Despite what market analysts, media mavens, and government officials may assert, from an investment standpoint, the price action in the bond market can only be defined as “THEY’VE LOST CONTROL!!”
Who’s they? Bernanke, Geithner, Summers, Obama, and team. How so? The weight of the massive deficit spending along with the embedded costs of the Fed’s quantitative easing program are pressuring the bond market and driving interest rates dramatically higher. (10yr U.S. Treasury moved higher by almost 20 basis points today to 3.75%, a full 55 basis points higher over the last week. This is an ENORMOUS move.)
The knock on effect is increased anxiety in the equity markets (down 2% today) and a highly likely further slowing in the economy. I am not surprised. Given the programs and approach put forth by Obama, along with the economic turmoil, there was little doubt we would experience very high levels of deficit spending. Prior to the inauguration (January 4th to be precise), I surmised:
I also believe that despite the Fed and Treasury purchasing government and mortgage debt, these rates will end up much higher at the end of this year than they are now simply due to the growing deficit. A move higher in these rates will potentially cause further anguish within the equity markets.
I have tried to proactively highlight why I thought the government bond bubble was bursting (Is The Government Bond Bubble Getting Ready To Burst?) and just yesterday broached the negative impact on interest rates of all the mortgage refinancing activity (Mortgage Refi Activity Is Driving Rates Higher).

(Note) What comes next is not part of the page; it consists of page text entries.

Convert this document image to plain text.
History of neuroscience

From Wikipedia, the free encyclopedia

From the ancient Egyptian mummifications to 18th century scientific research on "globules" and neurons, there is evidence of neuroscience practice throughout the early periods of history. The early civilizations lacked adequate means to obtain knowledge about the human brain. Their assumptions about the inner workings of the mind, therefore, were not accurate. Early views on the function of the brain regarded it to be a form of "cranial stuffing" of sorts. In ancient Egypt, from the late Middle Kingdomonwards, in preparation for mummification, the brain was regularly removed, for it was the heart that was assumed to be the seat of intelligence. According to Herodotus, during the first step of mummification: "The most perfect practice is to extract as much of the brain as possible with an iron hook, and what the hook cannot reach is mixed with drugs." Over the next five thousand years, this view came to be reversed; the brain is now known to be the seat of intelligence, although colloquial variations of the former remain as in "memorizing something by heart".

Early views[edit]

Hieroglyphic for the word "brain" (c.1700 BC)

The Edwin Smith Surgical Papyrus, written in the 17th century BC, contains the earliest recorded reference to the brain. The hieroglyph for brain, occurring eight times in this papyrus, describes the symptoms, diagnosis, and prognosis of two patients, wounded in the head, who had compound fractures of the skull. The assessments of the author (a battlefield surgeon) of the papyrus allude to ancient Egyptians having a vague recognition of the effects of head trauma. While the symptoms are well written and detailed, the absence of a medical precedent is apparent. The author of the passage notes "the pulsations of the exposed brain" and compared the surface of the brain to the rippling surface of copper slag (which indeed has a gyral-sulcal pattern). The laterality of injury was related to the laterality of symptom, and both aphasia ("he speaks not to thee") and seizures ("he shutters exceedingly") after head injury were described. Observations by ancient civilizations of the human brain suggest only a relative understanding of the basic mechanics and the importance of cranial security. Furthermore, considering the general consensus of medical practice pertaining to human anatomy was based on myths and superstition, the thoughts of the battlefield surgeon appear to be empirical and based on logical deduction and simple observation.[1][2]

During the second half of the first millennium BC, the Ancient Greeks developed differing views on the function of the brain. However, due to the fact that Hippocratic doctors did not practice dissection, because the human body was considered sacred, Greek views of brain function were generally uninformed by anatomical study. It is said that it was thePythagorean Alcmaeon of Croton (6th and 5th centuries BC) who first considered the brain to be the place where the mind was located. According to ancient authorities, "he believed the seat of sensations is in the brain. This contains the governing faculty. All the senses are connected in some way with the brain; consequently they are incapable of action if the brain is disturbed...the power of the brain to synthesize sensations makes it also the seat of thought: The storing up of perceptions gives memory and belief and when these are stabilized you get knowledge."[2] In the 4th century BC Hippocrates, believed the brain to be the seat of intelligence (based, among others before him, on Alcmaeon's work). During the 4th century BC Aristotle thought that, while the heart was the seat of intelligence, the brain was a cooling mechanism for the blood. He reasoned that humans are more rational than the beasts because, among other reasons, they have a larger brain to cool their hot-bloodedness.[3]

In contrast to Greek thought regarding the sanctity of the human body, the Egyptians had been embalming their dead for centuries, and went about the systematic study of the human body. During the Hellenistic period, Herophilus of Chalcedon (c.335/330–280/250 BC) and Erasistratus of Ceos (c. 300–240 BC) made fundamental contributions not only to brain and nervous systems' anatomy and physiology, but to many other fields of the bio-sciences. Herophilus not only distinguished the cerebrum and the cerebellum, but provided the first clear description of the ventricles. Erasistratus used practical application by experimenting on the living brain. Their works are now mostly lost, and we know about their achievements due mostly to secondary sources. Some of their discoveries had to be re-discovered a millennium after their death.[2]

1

For those involved in trading or investing, successful calls are measured by direction, magnitude, and time. This call on rates has been a fairly patient development, but given the dramatic shift higher in rates over the last week, the implications of this move can now be embraced. Those implications include a revaluation of the equity markets (lower) and the economy (forestalled recovery). Beware of people who discount this move in interest rates. The fact is it has more to run. In my opinion, the move higher in rates is not only a reflection of the supply of bonds (both government and mortgage) but also an indication of further deterioration in our currency precipitating inflation.
Can the Federal Reserve do anything to defend the currency? Increase short term interest rates. Does anybody think our economy can afford an increase in short term rates at this juncture? NO WAY! There truly is very little the Fed or Treasury can do at this juncture. Thus, in my opinion, they’ve truly lost control as “the wheels have come off the bus.” Welcome to the Brave New World of the Uncle Sam economy 2009.